Though it’s Black Submarine’s spaced-out vocals, deep beats and molten soundscapes that retain a vice-like hold on first listen, the heart of this LP is in Rossi’s string arrangements. They parse the album’s 10 songs together, sustaining its climaxes, their celestial mechanics turning ‘Heavy Day’ and ‘The Love in Me’ into full-colour dopamine explosions. They match pound-for-pound Simon Jones’ rolling bass-lines, McCabe’s meditative chord sequences and cavernous electronics, and are left hanging in suspended animation whenever these thick layers of songwriting evaporate.
Opener ‘Black Submarine’ snatches a quick breath of this haunted instrumentation before post-industrial acid low-end blisters into the foreground, supporting mantra-like vocals. It’s a markedly ominous, almost brutal arrival. Conditions were briefly inclement, with the band weathering legal vexation after they released the Kurofune EP as Black Ships. Perhaps that’s the source of an angst and malevolence cheek-by-jowl here with the record’s sweeter moments. The shaded half of their sound recalls the reconstituted smack Jazz of Portishead and Bristol sound acts, resurrected in recent years by the likes of Flying Lotus and Atoms For Peace. It’s a permutation of the music that surrounded them in their early careers, made relevant again by a new period of physical-digital upheaval and the contemporary hybridization of EDM, hip-hop and pop.
The record covers vast terrain and incorporates polar contrasts however, brining effects laden, Moby-via-Morricone soundtrack experimentation juddering into a disquiet accord with accomplished songwriting, the side that may be more familiar to fans of Jones and McCabe’s earlier material.

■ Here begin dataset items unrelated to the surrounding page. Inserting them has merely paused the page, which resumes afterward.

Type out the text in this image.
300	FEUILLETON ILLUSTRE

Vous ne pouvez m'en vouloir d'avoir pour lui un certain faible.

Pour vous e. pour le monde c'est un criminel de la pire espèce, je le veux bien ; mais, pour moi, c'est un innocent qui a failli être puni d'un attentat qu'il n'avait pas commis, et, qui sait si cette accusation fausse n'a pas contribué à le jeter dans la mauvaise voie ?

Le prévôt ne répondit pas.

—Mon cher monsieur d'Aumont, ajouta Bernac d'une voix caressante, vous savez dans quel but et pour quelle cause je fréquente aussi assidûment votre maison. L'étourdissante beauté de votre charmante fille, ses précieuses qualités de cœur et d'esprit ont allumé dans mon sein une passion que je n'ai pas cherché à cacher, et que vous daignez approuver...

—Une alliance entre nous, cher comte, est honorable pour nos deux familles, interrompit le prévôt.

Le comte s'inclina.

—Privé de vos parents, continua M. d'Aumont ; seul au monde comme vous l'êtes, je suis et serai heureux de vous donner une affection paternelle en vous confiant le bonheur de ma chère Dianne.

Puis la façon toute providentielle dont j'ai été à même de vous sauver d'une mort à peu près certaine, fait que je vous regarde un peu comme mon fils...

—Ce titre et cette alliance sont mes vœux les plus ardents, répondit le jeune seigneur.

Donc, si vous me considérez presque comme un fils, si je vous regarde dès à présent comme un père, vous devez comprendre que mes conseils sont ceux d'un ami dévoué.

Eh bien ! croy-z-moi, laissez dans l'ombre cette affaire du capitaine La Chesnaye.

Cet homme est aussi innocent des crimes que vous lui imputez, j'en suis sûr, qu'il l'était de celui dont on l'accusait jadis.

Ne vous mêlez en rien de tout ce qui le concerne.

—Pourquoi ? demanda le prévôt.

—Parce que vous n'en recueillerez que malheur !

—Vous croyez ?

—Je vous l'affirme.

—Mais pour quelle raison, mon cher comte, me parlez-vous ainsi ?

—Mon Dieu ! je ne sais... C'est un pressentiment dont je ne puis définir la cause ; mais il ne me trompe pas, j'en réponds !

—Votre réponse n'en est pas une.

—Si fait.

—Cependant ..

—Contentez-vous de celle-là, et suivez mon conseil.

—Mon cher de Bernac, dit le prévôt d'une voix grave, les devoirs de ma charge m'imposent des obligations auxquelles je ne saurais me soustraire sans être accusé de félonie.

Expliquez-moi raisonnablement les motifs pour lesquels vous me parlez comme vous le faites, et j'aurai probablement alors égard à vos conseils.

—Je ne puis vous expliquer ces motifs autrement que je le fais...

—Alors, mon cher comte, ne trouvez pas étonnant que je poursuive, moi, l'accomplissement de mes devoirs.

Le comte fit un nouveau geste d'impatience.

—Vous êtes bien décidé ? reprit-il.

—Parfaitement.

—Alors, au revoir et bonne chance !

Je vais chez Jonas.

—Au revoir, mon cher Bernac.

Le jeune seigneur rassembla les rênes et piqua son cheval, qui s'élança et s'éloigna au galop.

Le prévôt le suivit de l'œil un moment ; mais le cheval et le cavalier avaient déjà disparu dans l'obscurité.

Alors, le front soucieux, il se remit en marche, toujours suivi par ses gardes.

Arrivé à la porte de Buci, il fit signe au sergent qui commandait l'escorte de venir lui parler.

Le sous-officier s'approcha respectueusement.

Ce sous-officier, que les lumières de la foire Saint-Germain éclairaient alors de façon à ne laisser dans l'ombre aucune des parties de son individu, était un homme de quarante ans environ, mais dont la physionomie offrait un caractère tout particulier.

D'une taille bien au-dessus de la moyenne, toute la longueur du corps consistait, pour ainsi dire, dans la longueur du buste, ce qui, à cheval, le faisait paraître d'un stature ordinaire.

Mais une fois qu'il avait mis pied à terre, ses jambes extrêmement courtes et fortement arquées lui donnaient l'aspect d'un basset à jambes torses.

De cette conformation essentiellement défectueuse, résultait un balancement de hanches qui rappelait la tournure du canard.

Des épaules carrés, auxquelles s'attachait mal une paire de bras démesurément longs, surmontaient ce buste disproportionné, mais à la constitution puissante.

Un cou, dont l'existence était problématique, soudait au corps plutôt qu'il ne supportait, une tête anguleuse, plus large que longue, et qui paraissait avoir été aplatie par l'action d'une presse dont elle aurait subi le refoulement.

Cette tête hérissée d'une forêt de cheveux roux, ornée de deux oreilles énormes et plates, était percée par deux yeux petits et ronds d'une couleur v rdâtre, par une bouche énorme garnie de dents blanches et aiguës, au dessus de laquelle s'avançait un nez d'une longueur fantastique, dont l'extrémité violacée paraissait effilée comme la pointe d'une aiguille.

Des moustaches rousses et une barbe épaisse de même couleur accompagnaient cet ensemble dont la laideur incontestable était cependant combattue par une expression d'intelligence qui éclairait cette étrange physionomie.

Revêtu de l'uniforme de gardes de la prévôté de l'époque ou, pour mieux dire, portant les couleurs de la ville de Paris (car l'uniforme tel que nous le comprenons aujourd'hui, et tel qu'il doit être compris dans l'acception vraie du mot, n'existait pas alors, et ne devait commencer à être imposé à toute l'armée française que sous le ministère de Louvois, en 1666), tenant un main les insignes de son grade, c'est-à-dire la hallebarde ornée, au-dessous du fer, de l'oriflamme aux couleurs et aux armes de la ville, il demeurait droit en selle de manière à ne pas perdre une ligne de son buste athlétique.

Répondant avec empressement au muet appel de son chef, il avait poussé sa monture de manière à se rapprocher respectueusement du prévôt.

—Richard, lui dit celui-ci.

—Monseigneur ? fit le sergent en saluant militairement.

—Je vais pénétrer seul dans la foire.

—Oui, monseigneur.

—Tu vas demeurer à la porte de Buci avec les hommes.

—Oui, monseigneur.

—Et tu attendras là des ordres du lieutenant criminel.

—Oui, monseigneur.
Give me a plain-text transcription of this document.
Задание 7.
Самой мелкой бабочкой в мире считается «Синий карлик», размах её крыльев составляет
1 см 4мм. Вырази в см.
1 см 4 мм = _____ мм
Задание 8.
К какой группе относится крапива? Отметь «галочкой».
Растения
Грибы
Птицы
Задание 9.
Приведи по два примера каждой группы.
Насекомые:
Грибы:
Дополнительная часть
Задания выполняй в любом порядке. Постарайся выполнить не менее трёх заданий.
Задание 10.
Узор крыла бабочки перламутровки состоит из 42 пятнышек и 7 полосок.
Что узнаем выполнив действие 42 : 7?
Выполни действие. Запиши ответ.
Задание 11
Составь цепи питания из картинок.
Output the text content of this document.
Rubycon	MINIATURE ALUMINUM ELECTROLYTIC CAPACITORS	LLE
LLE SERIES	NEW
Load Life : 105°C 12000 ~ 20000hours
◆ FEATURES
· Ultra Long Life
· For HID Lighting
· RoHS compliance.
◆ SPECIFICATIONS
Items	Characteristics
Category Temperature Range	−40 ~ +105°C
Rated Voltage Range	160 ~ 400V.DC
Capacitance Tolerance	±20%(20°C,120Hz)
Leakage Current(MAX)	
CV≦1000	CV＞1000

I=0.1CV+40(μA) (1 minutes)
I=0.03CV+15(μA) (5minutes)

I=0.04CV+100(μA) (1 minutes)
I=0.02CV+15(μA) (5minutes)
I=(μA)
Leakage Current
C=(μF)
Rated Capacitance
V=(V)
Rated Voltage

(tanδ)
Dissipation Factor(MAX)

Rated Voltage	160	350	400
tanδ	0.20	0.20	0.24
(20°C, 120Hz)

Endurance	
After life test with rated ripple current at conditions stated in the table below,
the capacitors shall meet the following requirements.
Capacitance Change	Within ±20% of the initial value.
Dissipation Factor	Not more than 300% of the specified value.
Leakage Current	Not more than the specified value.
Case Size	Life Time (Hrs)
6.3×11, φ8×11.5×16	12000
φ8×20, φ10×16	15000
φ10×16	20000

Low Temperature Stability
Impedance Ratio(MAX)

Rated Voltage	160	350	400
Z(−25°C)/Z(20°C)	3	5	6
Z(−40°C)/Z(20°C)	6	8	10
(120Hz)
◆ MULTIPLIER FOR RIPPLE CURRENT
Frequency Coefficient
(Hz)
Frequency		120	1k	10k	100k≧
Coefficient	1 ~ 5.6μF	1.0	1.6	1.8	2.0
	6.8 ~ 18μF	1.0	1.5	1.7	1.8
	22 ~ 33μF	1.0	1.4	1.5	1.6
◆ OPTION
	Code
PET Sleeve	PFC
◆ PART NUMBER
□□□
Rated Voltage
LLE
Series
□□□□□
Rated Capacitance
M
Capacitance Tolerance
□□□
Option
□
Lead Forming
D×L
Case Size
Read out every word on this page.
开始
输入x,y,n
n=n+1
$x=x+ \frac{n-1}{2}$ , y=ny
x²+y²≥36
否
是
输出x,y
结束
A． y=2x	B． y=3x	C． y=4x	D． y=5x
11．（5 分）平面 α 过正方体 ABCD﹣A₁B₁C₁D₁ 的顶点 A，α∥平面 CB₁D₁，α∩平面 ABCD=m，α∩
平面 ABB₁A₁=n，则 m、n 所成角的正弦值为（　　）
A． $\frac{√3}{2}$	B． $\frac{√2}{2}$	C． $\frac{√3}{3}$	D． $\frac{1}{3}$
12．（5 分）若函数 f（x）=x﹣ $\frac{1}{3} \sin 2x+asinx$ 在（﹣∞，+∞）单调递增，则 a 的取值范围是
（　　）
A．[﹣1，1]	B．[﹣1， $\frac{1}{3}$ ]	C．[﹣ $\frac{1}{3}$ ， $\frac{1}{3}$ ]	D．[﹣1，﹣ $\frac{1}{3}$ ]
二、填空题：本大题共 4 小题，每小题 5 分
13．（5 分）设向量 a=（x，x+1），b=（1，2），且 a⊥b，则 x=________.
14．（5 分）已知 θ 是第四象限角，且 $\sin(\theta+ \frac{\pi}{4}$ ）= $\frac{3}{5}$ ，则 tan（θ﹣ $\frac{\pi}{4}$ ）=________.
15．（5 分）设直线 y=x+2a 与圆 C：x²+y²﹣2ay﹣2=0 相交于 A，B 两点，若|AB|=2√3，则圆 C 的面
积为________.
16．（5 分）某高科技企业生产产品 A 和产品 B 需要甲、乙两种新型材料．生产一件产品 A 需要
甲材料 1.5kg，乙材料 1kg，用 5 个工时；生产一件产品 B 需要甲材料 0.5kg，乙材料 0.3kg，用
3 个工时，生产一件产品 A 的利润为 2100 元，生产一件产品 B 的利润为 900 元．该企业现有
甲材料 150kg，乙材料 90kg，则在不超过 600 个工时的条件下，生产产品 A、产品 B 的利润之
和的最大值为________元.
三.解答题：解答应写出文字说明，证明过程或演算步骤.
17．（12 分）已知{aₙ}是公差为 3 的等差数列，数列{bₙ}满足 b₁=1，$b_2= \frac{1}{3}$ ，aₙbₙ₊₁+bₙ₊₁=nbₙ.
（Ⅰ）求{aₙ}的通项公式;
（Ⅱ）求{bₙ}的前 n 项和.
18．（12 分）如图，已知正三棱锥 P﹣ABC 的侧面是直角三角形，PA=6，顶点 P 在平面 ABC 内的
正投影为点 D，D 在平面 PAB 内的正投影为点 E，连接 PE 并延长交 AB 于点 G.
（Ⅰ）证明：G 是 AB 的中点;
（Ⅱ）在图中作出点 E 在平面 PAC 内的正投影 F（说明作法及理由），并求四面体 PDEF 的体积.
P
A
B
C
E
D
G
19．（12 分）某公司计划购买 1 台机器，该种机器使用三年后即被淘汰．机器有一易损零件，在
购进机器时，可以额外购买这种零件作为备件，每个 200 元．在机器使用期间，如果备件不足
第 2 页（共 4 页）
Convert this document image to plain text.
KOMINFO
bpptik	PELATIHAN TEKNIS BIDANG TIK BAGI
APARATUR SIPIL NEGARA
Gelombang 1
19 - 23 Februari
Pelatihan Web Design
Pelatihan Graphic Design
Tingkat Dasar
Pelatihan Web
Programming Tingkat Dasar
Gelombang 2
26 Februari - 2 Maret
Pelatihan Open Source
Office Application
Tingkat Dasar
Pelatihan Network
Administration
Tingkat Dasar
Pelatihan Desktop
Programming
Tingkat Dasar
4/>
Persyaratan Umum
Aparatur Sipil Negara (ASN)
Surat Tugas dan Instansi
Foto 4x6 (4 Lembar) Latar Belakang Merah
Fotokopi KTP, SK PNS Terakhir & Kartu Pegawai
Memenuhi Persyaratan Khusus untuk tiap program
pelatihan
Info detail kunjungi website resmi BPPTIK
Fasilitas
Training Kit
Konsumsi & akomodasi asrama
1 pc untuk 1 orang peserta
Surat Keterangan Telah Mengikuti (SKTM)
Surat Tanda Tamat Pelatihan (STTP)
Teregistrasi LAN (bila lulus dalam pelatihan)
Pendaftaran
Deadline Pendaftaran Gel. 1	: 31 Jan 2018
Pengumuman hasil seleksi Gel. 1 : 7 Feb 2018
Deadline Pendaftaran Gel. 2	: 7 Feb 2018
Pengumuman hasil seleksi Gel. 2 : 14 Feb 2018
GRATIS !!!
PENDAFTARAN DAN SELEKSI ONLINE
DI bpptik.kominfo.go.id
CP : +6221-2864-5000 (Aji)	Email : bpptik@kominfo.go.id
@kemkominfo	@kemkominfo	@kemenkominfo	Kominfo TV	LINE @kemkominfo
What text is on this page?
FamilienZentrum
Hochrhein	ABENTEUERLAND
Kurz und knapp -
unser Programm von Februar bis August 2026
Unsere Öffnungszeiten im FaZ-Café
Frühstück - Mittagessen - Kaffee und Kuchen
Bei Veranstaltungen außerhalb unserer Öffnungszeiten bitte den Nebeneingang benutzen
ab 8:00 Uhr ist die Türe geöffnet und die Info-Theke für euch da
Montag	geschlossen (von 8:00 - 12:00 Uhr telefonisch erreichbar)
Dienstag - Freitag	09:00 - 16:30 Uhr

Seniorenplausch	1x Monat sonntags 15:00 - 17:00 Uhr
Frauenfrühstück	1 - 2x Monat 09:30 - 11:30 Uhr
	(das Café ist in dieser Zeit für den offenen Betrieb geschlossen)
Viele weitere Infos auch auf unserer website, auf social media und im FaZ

In particular there is a sonic tie to the latter’s work with John Martyn; Black Submarine recently contributed a break beat inflected ‘Rope Soul’d’ to a Martyn tribute record, audible here.
Featuring a vocal turn by 20 year-old Elly McCabe, ‘Lover’ pinpoints exactly this mellifluous territory, as does the standout ‘Heart First’, a 6 minute symphonic rapture that unleashes Amelia Tucker’s lungs:
“Jump out jump in to the end of what you knew/Take a breath and leave your self behind you”
Always intending the band to be a self-sufficient affair, with total creative freedom, they had soon realized that,despite the well-documented gripes to be had with major labels, producing a full and finalized project, without risking the potential creative paralysis of a big advance, and without any sort of team around them, was something of a Herculean challenge. Determined to pull something new and original together despite lives and careers in full flight, they slyly subverted their ‘Ships’ moniker and signed to Kobalt. Luckily, and of interest to any exploitation cinema fans, help had come unexpectedly when the band landed the soundtrack for a Mickey Rourke movie, ‘Java Heat,’ a B-movie shrapnel fest and cult hit where it’s set in Indonesia. Using their thoroughly modern process, all five members worked and shared music remotely, each having a hand in its construction while never once being all in the same room. With the proceeds, they could finance the whole LP themselves and achieve the self-sufficiency they had set out for.
It paid off handsomely. These 10 songs, darked out missives pitched in the nether-space between early morning and daybreak, between screen and mind, seep out around the edges of the record, achieving a remarkable psychoactive subterfuge.